Optimized 124I PET dosimetry protocol for radioiodine therapy of differentiated thyroid cancer

Abstract

Iodine kinetics and lesion dose per administered 131I activity (LDpA) of differentiated thyroid cancer metastases were determined using 124I PET. These data were analyzed to derive an optimized dosimetry protocol.

Methods: We evaluated the time-activity-concentration curves of 37 lesions in 17 patients who had undergone thyroidectomies. LDpA determination involved 124I PET images acquired at 4, 24, 48, 72, and 96 h after intake of a capsule containing 20-40 MBq of 124I. A combination of a linear and a monoexponential or a monoexponential function only parameterized the time-activity-concentration curves. The LDpAs, calculated using data from all 5 PET time points, served as reference. The lesions were classified into 3 groups, according to potential for cure with 131I therapy: low (< or =5 Gy GBq(-1); n = 14), medium (between 5 and 10 Gy GBq(-1); n = 9), or high LDpAs (>10 Gy GBq(-1); n = 14). Using the reference approach, the differences in the empiric kinetic parameters within the LDpA groups were evaluated. The reference LDpAs were compared with those derived from only 2, 3, or 4 PET data points and from 1 adapted 2-point approach. Lin's concordance correlation coefficient (rho c) and the mean absolute percentage deviation in LDpAs were used to assess agreement between simplified and reference approaches.

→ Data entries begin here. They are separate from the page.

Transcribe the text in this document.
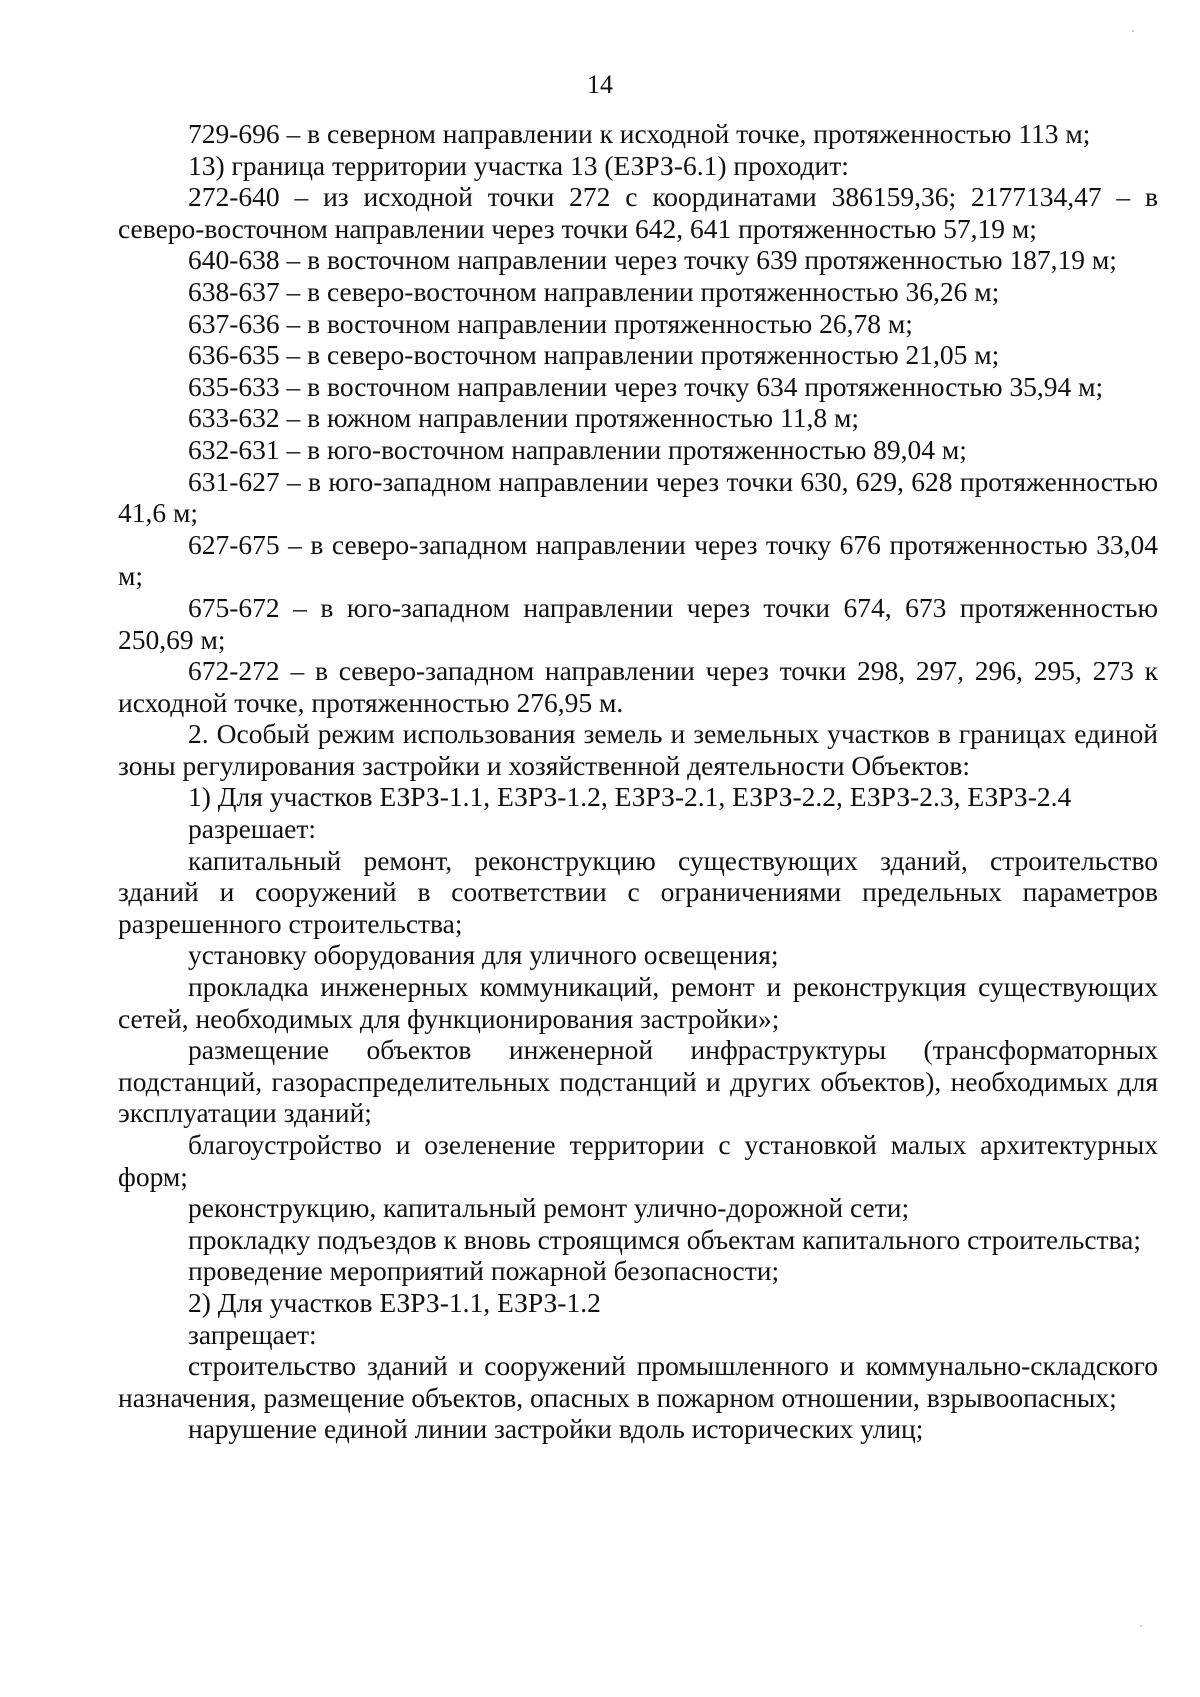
14

729-696 – в северном направлении к исходной точке, протяженностью 113 м;

13) граница территории участка 13 (ЕЗРЗ-6.1) проходит:

272-640 – из исходной точки 272 с координатами 386159,36; 2177134,47 – в северо-восточном направлении через точки 642, 641 протяженностью 57,19 м;

640-638 – в восточном направлении через точку 639 протяженностью 187,19 м;

638-637 – в северо-восточном направлении протяженностью 36,26 м;

637-636 – в восточном направлении протяженностью 26,78 м;

636-635 – в северо-восточном направлении протяженностью 21,05 м;

635-633 – в восточном направлении через точку 634 протяженностью 35,94 м;

633-632 – в южном направлении протяженностью 11,8 м;

632-631 – в юго-восточном направлении протяженностью 89,04 м;

631-627 – в юго-западном направлении через точки 630, 629, 628 протяженностью 41,6 м;

627-675 – в северо-западном направлении через точку 676 протяженностью 33,04 м;

675-672 – в юго-западном направлении через точки 674, 673 протяженностью 250,69 м;

672-272 – в северо-западном направлении через точки 298, 297, 296, 295, 273 к исходной точке, протяженностью 276,95 м.

2. Особый режим использования земель и земельных участков в границах единой зоны регулирования застройки и хозяйственной деятельности Объектов:

1) Для участков ЕЗРЗ-1.1, ЕЗРЗ-1.2, ЕЗРЗ-2.1, ЕЗРЗ-2.2, ЕЗРЗ-2.3, ЕЗРЗ-2.4

разрешает:

капитальный ремонт, реконструкцию существующих зданий, строительство зданий и сооружений в соответствии с ограничениями предельных параметров разрешенного строительства;

установку оборудования для уличного освещения;

прокладка инженерных коммуникаций, ремонт и реконструкция существующих сетей, необходимых для функционирования застройки»;

размещение объектов инженерной инфраструктуры (трансформаторных подстанций, газораспределительных подстанций и других объектов), необходимых для эксплуатации зданий;

благоустройство и озеленение территории с установкой малых архитектурных форм;

реконструкцию, капитальный ремонт улично-дорожной сети;

прокладку подъездов к вновь строящимся объектам капитального строительства;

проведение мероприятий пожарной безопасности;

2) Для участков ЕЗРЗ-1.1, ЕЗРЗ-1.2

запрещает:

строительство зданий и сооружений промышленного и коммунально-складского назначения, размещение объектов, опасных в пожарном отношении, взрывоопасных;

нарушение единой линии застройки вдоль исторических улиц;
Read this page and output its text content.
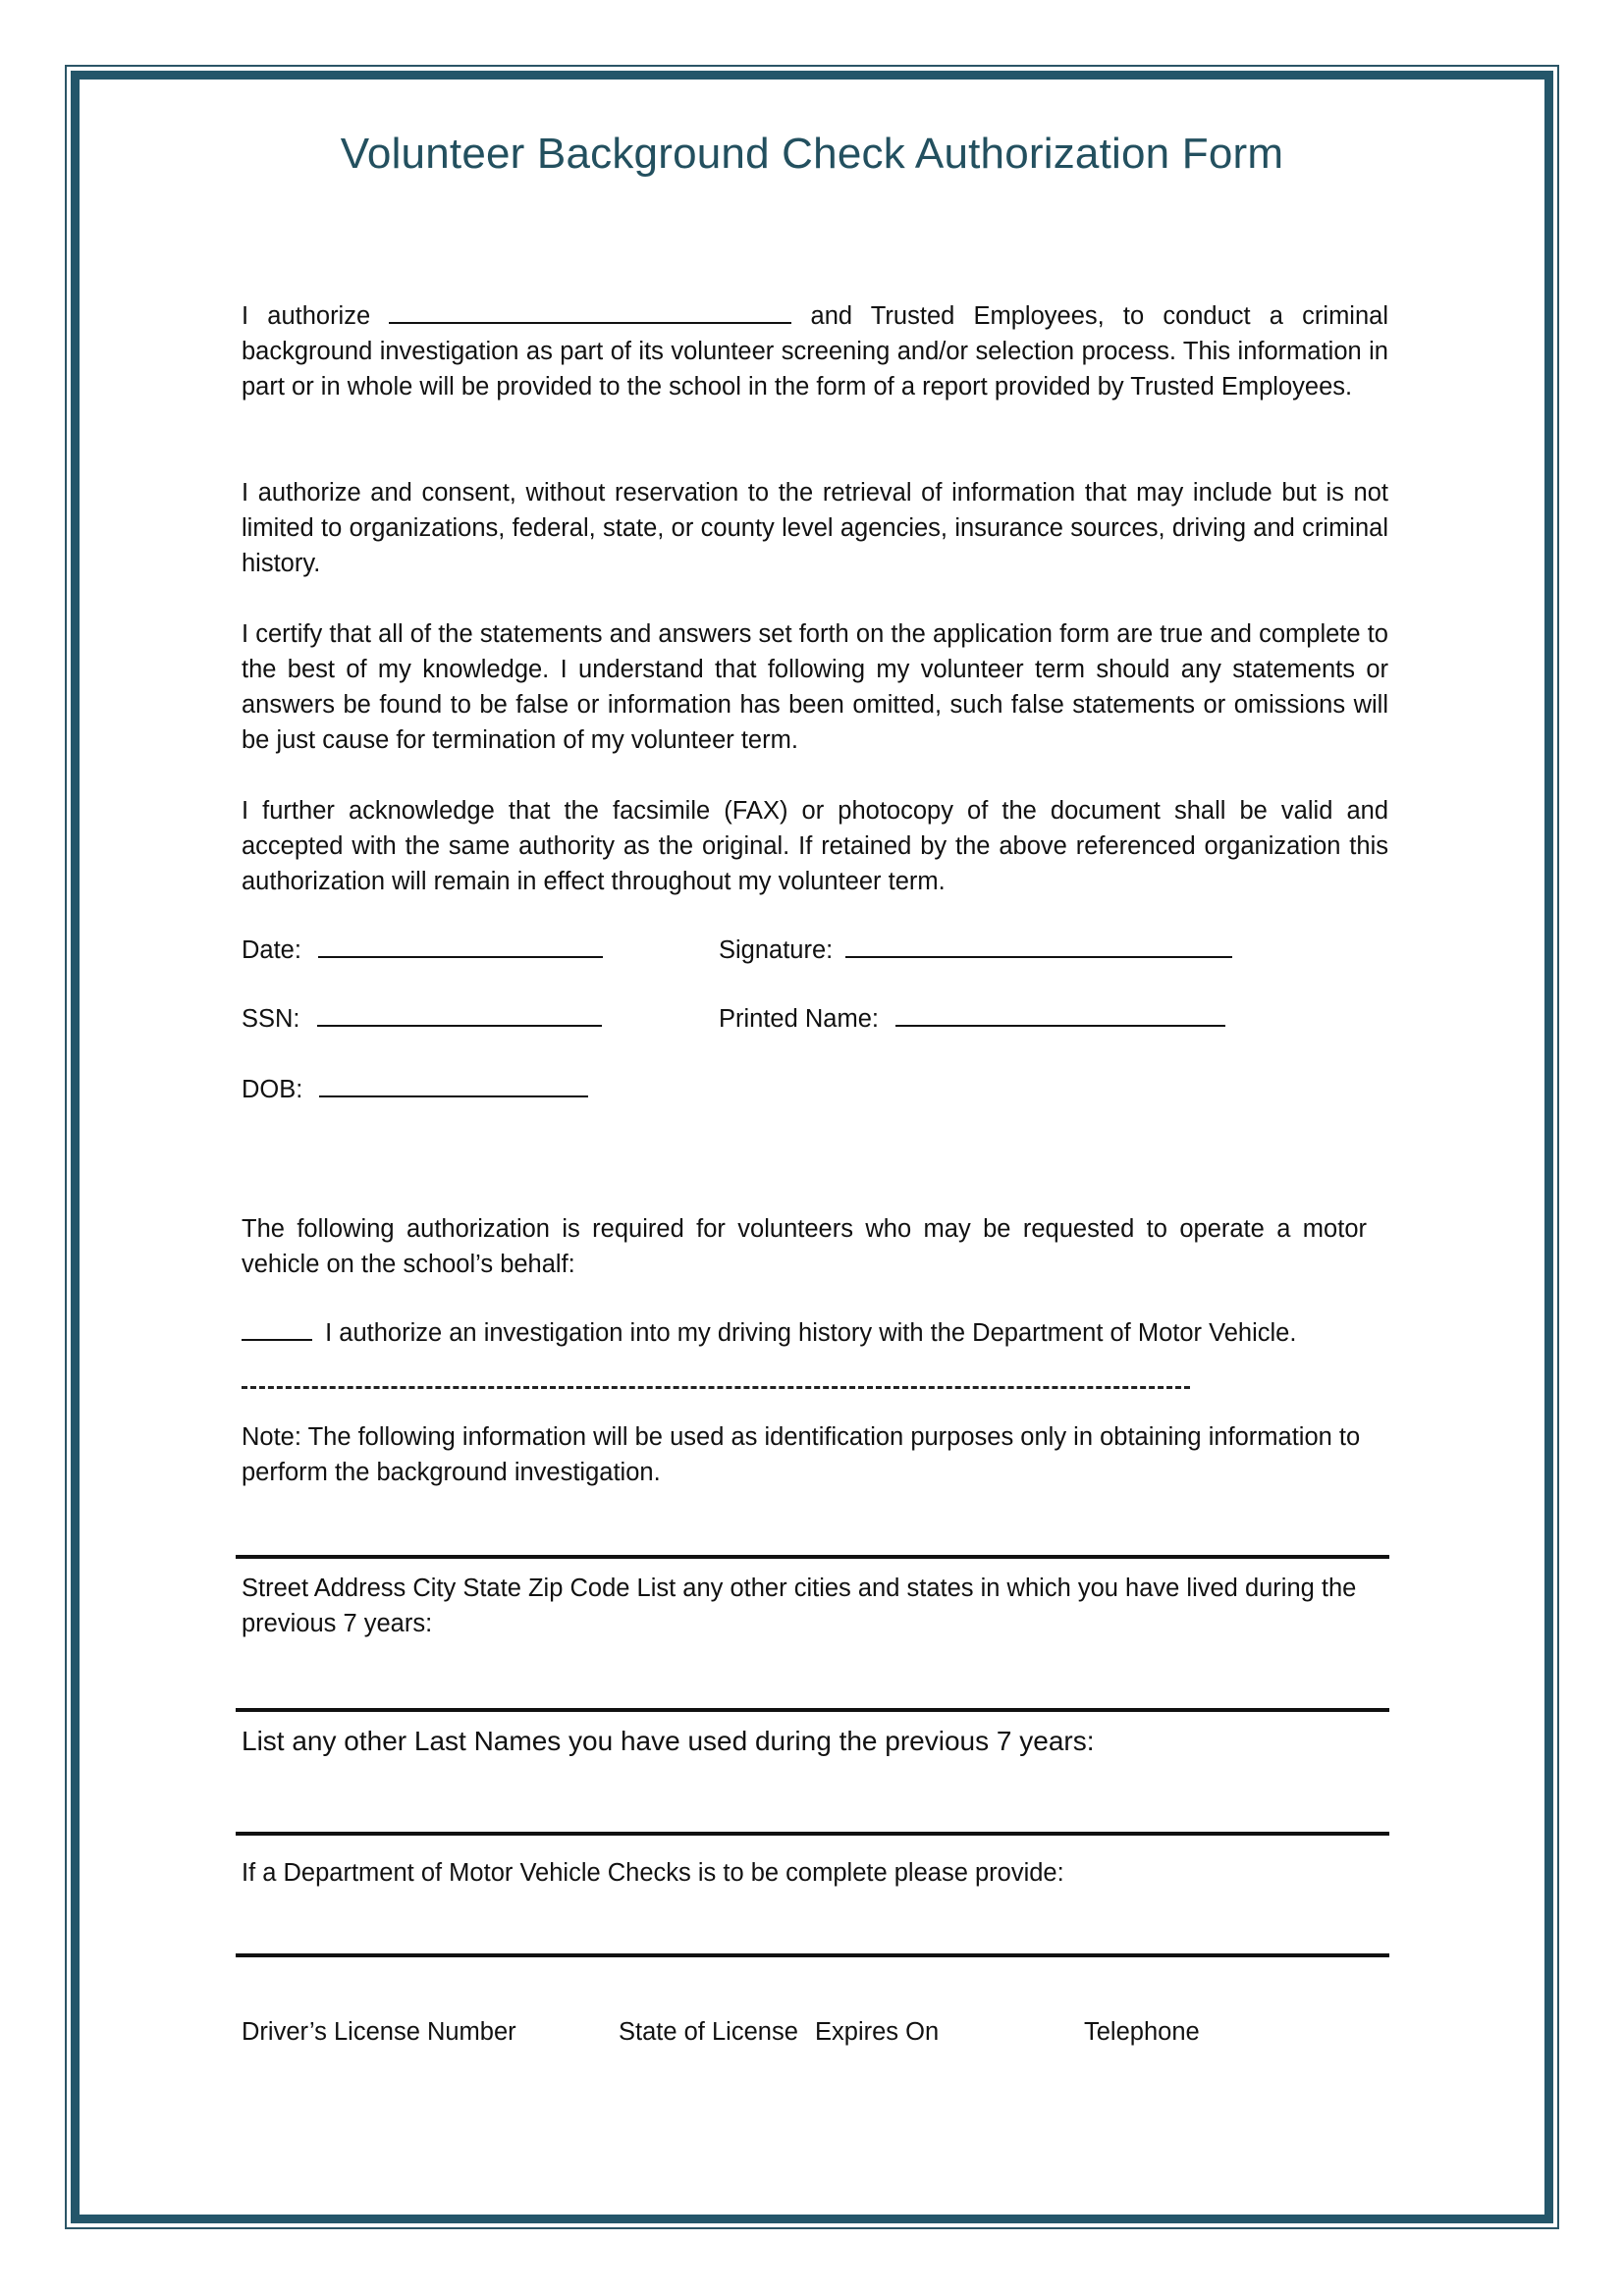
Volunteer Background Check Authorization Form
I authorize	and Trusted Employees, to conduct a criminal background investigation as part of its volunteer screening and/or selection process. This information in part or in whole will be provided to the school in the form of a report provided by Trusted Employees.
I authorize and consent, without reservation to the retrieval of information that may include but is not limited to organizations, federal, state, or county level agencies, insurance sources, driving and criminal history.
I certify that all of the statements and answers set forth on the application form are true and complete to the best of my knowledge. I understand that following my volunteer term should any statements or answers be found to be false or information has been omitted, such false statements or omissions will be just cause for termination of my volunteer term.
I further acknowledge that the facsimile (FAX) or photocopy of the document shall be valid and accepted with the same authority as the original. If retained by the above referenced organization this authorization will remain in effect throughout my volunteer term.
Date:	Signature:
SSN:	Printed Name:
DOB:
The following authorization is required for volunteers who may be requested to operate a motor vehicle on the school’s behalf:
I authorize an investigation into my driving history with the Department of Motor Vehicle.
Note: The following information will be used as identification purposes only in obtaining information to perform the background investigation.
Street Address City State Zip Code List any other cities and states in which you have lived during the previous 7 years:
List any other Last Names you have used during the previous 7 years:
If a Department of Motor Vehicle Checks is to be complete please provide:
Driver’s License Number	State of License Expires On	Telephone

Results: The effective 124I half-life, linear activity-concentration rate (alpha), and 24-h activity concentration (CpA) (the latter 2 per administered 124I activity) differed significantly among the LDpA groups (P < 0.05). LDpAs correlated with 24-h CpAs (r = 0.94, P < 0.001). Using the 4-, 24-, and 96-h measurements, a rho c value of greater than or equal to 0.90 was found, and the mean absolute percentage deviation was less than or equal to 16%. Similar statistical values were obtained for the adapted approach, which was based on 24- and 96-h PET data points only.

Conclusion: Lesion classification into LDpA groups was feasible using a single PET scan at approximately 24 h. Because of the highly variable kinetics, 1 additional measurement at approximately 96 h was needed to obtain a sufficiently reliable LDpA estimate. The adapted 24-96-h approach appears to be the optimal 124I protocol and is a reliable simplification of the 5-point protocol.